Elizabeth sat up straight from her bed as a cloud of thunder shook the windows. She was sweating.

'It was just a dream,' she thought. 'Nothing more than a memory.' She paused. 'Like the mail my newly discovered neighbor so kindly incarcerated for me. No worries.'
Smiling, she allowed her feet to lead her to the small dining table with patience in each carefully placed step. The walls seemed to be falling away in her mind. Beside the laptop, a small leather-bound notebook lay open, with the name George Bernard Shaw scribed at the bottom of the page, and above "The man who writes about himself and his own time is the only man who writes about all people and all time."

And so she opened a new document and began to type.

Kurt Tucholsky once said, "Those who hate most fervently must have once loved deeply; those who want to deny the world must have once embraced what they now set on fire." As I sit before my evolutionary pen and paper, it is clear that my current state is a conjunction of completing deeds of necessity and returning to myself. Returning to the individual I used to be before I met the infamous Malcolm Gainnes. From the moment I met him I felt a looming presence surround me, like the sensation of a stranger looking over one's shoulder. It isn't necessary to look. The presence is known. This consciousness suddenly disappeared after I remembered my roots and faced him. At first it surprised me — the idea that a weight had been lifted from my mind. But then the thought is provoked - what caused this weight to exist in the first place? I will tell you now it is nothing more or less than having the deepest desire for what you wished in your heart to be true, knowing all along that it was utterly and completely fallacious.

Three hours later Elizabeth grabbed her coat and headed out the door. She needed something to get the crick out of her neck and relieve her pounding headache. The story was finally there. She had finally grasped the right entrance. Though it seemed to present a new and alarming problem - her fingers weren't able to endure the speed at which the story flowed through her mind. They were throbbing.

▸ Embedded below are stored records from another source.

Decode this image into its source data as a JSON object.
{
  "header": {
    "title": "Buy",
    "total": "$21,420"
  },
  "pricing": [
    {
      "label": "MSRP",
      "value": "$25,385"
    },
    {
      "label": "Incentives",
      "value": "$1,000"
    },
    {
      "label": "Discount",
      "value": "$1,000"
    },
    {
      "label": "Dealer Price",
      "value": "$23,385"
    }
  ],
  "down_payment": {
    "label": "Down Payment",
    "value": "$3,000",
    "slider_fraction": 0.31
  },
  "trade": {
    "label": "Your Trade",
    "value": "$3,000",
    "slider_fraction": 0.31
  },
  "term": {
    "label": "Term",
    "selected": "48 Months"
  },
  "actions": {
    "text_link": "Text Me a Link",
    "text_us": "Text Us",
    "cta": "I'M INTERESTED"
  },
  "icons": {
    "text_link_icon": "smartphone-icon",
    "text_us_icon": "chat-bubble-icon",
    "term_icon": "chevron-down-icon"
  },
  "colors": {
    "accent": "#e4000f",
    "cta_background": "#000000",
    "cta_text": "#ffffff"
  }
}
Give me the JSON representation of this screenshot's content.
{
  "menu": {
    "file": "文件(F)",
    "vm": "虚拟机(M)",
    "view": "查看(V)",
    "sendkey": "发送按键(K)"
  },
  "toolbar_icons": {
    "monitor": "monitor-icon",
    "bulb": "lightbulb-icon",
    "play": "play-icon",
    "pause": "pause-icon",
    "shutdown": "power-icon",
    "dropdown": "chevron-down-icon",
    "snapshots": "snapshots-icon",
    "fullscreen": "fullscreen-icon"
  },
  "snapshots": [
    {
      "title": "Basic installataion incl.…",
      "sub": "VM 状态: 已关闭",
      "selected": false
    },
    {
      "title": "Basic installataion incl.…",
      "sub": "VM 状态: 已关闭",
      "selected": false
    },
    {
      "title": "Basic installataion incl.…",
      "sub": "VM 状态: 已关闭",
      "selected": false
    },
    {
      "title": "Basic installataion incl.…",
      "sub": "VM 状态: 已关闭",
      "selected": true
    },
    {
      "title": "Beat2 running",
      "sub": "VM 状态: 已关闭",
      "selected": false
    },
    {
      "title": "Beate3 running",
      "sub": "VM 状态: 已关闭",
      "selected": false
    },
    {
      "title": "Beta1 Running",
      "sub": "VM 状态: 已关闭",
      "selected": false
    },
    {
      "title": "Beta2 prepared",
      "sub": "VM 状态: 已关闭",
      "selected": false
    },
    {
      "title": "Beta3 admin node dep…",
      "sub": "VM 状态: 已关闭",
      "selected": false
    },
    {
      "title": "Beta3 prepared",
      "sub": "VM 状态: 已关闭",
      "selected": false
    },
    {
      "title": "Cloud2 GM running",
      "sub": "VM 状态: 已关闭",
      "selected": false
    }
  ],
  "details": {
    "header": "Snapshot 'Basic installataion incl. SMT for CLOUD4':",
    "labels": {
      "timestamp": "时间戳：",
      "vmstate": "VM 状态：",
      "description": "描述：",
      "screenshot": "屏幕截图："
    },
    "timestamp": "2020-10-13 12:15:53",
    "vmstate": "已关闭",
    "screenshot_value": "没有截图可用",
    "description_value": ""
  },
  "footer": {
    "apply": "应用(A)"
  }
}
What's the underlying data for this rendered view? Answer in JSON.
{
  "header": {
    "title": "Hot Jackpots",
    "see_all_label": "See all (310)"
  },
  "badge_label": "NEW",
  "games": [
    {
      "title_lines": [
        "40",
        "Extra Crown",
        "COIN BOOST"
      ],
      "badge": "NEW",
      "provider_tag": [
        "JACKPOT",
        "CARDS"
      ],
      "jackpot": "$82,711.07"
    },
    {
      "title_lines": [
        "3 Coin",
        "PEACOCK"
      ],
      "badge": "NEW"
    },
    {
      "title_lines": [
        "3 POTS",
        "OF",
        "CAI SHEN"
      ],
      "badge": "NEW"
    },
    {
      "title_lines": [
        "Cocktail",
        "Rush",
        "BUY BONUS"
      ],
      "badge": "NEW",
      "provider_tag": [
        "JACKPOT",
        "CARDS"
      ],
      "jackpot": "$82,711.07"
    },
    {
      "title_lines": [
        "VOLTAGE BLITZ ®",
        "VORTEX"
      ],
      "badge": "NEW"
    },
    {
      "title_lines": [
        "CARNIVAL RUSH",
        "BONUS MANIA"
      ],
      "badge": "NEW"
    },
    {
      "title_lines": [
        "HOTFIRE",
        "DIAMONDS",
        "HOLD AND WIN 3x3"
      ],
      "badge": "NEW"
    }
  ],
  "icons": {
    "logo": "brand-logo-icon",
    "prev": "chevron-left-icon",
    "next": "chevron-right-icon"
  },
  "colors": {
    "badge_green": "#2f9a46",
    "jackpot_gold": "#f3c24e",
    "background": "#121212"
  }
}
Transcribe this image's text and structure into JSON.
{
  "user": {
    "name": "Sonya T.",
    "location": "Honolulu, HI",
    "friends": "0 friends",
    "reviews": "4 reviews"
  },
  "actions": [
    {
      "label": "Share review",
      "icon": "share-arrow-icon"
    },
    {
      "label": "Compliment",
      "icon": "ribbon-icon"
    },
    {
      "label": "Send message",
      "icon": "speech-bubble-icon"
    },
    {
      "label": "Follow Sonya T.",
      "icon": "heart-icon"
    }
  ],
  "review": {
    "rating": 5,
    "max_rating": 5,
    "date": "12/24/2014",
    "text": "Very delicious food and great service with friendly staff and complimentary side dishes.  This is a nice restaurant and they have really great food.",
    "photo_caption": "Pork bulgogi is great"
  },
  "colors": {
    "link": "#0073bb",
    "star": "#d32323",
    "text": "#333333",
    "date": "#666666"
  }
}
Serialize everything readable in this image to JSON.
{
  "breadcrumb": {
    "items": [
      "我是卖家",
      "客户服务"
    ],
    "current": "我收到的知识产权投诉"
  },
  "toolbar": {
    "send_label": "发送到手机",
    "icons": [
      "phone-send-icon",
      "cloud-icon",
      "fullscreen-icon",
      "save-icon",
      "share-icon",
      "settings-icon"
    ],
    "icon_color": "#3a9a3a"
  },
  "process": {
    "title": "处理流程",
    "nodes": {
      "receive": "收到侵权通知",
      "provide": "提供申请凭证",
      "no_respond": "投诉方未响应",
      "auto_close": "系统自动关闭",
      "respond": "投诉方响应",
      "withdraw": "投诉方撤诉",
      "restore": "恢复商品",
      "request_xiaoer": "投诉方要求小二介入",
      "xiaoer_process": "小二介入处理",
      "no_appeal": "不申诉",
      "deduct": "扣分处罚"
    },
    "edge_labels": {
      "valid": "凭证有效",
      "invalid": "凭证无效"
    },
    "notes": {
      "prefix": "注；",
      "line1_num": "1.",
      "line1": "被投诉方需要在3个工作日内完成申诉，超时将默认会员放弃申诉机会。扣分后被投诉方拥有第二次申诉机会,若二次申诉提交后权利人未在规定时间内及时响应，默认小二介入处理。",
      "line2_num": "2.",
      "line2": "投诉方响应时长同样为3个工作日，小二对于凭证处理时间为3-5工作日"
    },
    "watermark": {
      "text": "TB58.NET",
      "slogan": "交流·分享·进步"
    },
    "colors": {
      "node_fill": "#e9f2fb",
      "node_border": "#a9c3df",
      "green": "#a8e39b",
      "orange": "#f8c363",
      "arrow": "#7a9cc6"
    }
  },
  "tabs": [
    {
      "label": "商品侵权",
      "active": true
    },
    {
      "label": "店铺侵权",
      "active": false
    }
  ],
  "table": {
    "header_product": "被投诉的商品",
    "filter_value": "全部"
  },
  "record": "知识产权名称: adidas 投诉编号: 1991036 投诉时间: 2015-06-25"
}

The sun hadn't risen when she reached the side walk, and she didn't care. She found she preferred the total darkness and the cool breeze which accompanied it. That is, unless it includes the presence of a questionable figure in the shadows. She stopped and turned towards the corner. A man wearing a trench coat and hat carried a briefcase. He looked like he was on the run. But what was he running from? Or to ....

Elizabeth looked to the ground. It was there again. Maybe it wasn't Malcolm who'd caused it that night, maybe it was ....
"Do I know you?" she asked.

"Did you take care of him?" he asked.

Elizabeth paused. 'Him?' What was she thinking? There has only been one 'him' in her life. "Knocked him senseless was all."

"Then it's done." And he disappeared.

Elizabeth turned away from the corner. 'I really need some coffee,' she thought.